Les élections au Nicaragua du 6 novembre 2016

Extraits d’un article de Rebellion de Hedelberto Lopez Blanch

Plusieurs facteurs ont contribué à la réélection de Daniel Ortega du FSLN malgré la forte offensive de la droite en Amérique Latine contre les gouvernements progressistes de la région.

Mais la clé de la réussite a résidé sans doute dans les programmes sociaux des dernières années et dans le développement économique.

Après la défaite électorale en 1990, le pays a connu 16 années de gouvernements néolibéraux qui appliquèrent des politiques de privatisations imposées par le FMI et la Banque Mondiale lesquelles affectèrent gravement les programmes sociaux et la faible économie nicaraguayenne.

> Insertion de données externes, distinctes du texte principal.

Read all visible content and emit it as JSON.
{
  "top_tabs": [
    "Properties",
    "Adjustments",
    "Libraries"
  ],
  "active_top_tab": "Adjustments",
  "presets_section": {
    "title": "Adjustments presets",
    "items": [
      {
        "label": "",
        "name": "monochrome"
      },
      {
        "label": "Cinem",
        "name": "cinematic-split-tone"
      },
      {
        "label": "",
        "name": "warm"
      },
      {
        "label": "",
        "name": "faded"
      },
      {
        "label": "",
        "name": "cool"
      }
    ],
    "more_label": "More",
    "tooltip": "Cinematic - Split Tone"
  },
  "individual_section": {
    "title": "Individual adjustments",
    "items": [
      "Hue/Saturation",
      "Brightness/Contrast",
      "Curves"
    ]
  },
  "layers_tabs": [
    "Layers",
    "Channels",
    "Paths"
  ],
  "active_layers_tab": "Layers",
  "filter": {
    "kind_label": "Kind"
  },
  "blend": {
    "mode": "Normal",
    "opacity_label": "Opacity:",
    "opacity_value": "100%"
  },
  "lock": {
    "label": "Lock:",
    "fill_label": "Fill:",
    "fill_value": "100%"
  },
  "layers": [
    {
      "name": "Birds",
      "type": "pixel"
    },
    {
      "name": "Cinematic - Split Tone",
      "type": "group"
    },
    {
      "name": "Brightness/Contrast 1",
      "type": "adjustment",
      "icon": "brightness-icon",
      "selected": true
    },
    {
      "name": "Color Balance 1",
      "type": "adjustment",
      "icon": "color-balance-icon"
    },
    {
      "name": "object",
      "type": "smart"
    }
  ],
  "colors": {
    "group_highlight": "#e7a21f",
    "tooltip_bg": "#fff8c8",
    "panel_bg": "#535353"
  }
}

Denis Darce Solis qui fut alors le directeur de la Commission permanente des Droits Humains définissait ainsi la situation :

« la pauvreté, nous la voyons tous les jours, avec les gens qui arrivent dans les hôpitaux avec de hauts niveaux de dénutrition ; quand nous voyons qu’un million d’enfants restent en dehors du système scolaire chaque année ou que des milliers d’enfants travaillent dans les rues et qu’il y a une croissante exploitation sexuelle de mineurs.

Selon la Banque Mondiale, 40% des Nicaraguayens survivaient avec un peu plus d’un dollar par jour et le chômage atteignait 60% de la population économiquement active. L’analphabétisme monta à 35%.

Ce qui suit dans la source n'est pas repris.